Defense Civilians Could Go Back to Work
The Defense Department might open for business while the rest of government remains shut down.
The law passed Monday night to ensure military personnel get paid during the government shutdown may allow DoD civilians to go back to work, too.
Stars and Stripes (“White House, DOD looking at using military pay law to end furloughs“):
The Pentagon and the White House are weighing whether a new law that ensures military members as well as some Defense Department civilians keep getting paid during the government shutdown could be used to bring furloughed civilians back to work.
Federal legislators who passed the law, meanwhile, say the Pentagon has the authority now to end the DOD civilian furloughs.

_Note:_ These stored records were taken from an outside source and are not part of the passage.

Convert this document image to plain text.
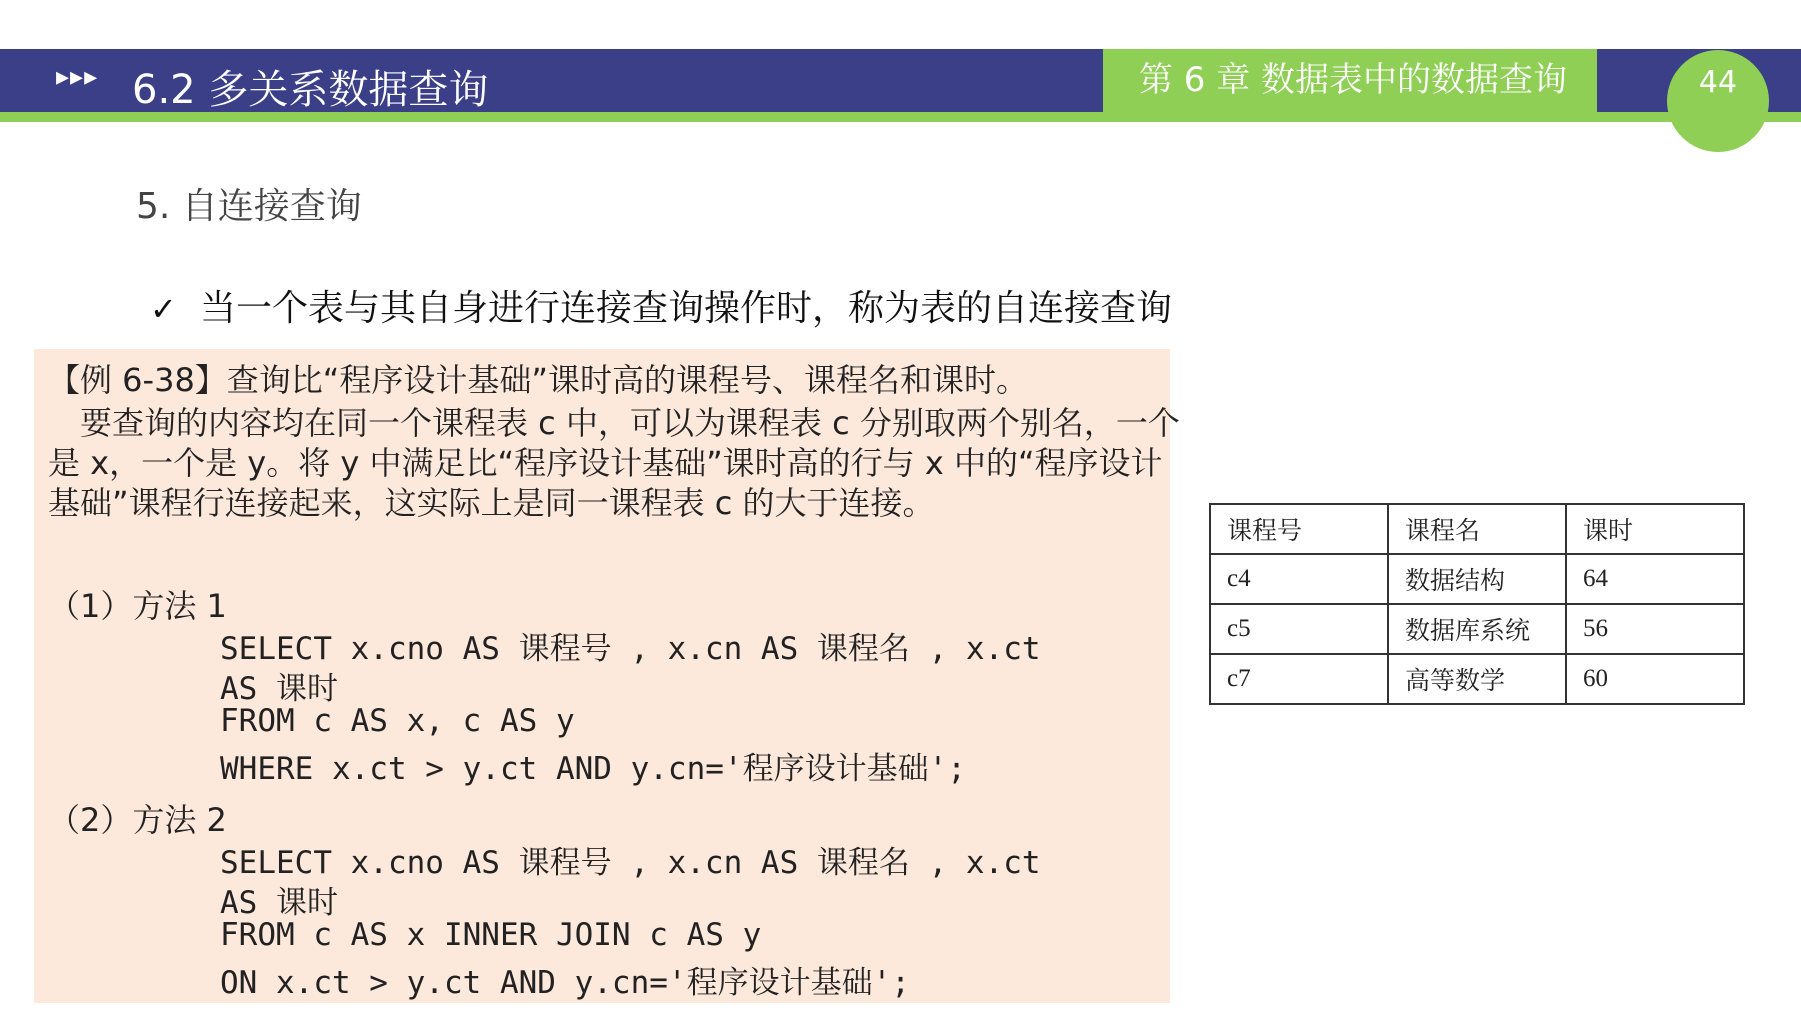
▸▸▸ 6.2 多关系数据查询	第 6 章 数据表中的数据查询	44
5. 自连接查询
✓ 当一个表与其自身进行连接查询操作时，称为表的自连接查询
【例 6-38】查询比“程序设计基础”课时高的课程号、课程名和课时。
　要查询的内容均在同一个课程表 c 中，可以为课程表 c 分别取两个别名，一个是 x，一个是 y。将 y 中满足比“程序设计基础”课时高的行与 x 中的“程序设计基础”课程行连接起来，这实际上是同一课程表 c 的大于连接。
（1）方法 1
SELECT x.cno AS 课程号 , x.cn AS 课程名 , x.ct
AS 课时
FROM c AS x, c AS y
WHERE x.ct > y.ct AND y.cn='程序设计基础';
（2）方法 2
SELECT x.cno AS 课程号 , x.cn AS 课程名 , x.ct
AS 课时
FROM c AS x INNER JOIN c AS y
ON x.ct > y.ct AND y.cn='程序设计基础';
课程号	课程名	课时
c4	数据结构	64
c5	数据库系统	56
c7	高等数学	60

On Tuesday, as hundreds of thousands of DOD employees went on furlough, Pentagon lawyers sent a legal brief to the White House Office of Management and Budget that a defense official, speaking on the condition of anonymity, said had “recommended maximum flexibility” in interpreting the “Pay Our Military Act.”
The act, signed into law late Monday, authorizes paychecks for military members as well as DOD civilians who Defense Secretary Chuck Hagel determines “are providing support to members of the Armed Forces.”
The questions of how broadly “providing support” could be interpreted and how many of an estimated 400,000 furloughed civilians might return to work were being ironed out Wednesday as executive branch attorneys mulled the legal requirements of a government shutdown brought on by a deadlocked Congress’ inability to pass by midnight Monday a measure to fund federal operations.
In a letter sent Tuesday to Hagel, Rep. Buck McKeon, R-Calif., chairman of the House Armed Services committee, told Hagel that DOD civilians who are currently sitting at home are actually authorized to work by the new law.
“I believe the legislation provides you broad latitude and I encourage you to use it,” McKeon wrote. “The text does not limit the provision of pay to civilians who were previously categorized by the Administration as ‘excepted’ or ‘essential’ … Therefore, I strongly encourage you to use the authority Congress has given you to keep national security running, rather than keeping defense civilians at home when they are authorized to work.”
In another letter sent Monday to Hagel, Rep. Michael R. Turner, R-Ohio, said all furloughed employees at Wright-Patterson Air Force Base in his district provide support for the military, as specified in the new law, and thus should be allowed to work.
“The law is clear and provides the department as well as the United States Coast Guard with authority to immediately call its civilian employees back to work,” Turner wrote. The Coast Guard falls under the Department of Homeland Security.
Interestingly, House Republican leaders, including the Speaker, have been saying this all along.
House Speaker John Boehner, R-Ohio, issued a statement linking to McKeon’s letter, criticizing the Pentagon for “narrowly” interpreting the law so far “against congressional intent.” The headline of Boehner’s statement is “Despite Signing Pay Our Military Act, White House Using DoD Workers to Play Political Games.”
As one of those furloughed civilians, I’d be happy to go back to work sooner rather than later. Not only is getting a paycheck nice but it’s a career, not a job; studying and writing about national security policy is what I do, not just a means of paying the mortgage.
That said, I’m not crazy about the idea of keeping the government shut down while exempting piecemeal those employees doing jobs that people suddenly discover are actually pretty important. World War II vets can’t go see their memorial? Okay, let’s fund that. Kids with cancer can’t get treatment? Okay, let’s fund that. We shouldn’t fund the government based on which jobs can get the public’s attention soonest.
Some very important jobs operate under the public radar. Some provide crucial behind-the-scenes support to more visible agencies. Some do vital work whose impact isn’t felt for years or even decades but need to be done now to prevent very bad things happening then. Many of them are far more important to the country than museums, parks, and service academy football games.
Beyond that, while inartfully phrased, Harry Reid’s stance that the minority party should not get to “pick and choose what part of government’s going to be funded” is basically right.
Are there whole agencies and departments whose existence would no longer withstand rational scrutiny? Probably. Are there government workers who are lazy and worthless? Certainly. The taxpayer shouldn’t have to give up their hard-earned income to pay for them. But those decisions ought to be made through a clear-eyed review process, not under the gun of a needless shutdown of the whole system. Much less on the basis of which ones are best at getting the attention of the news media.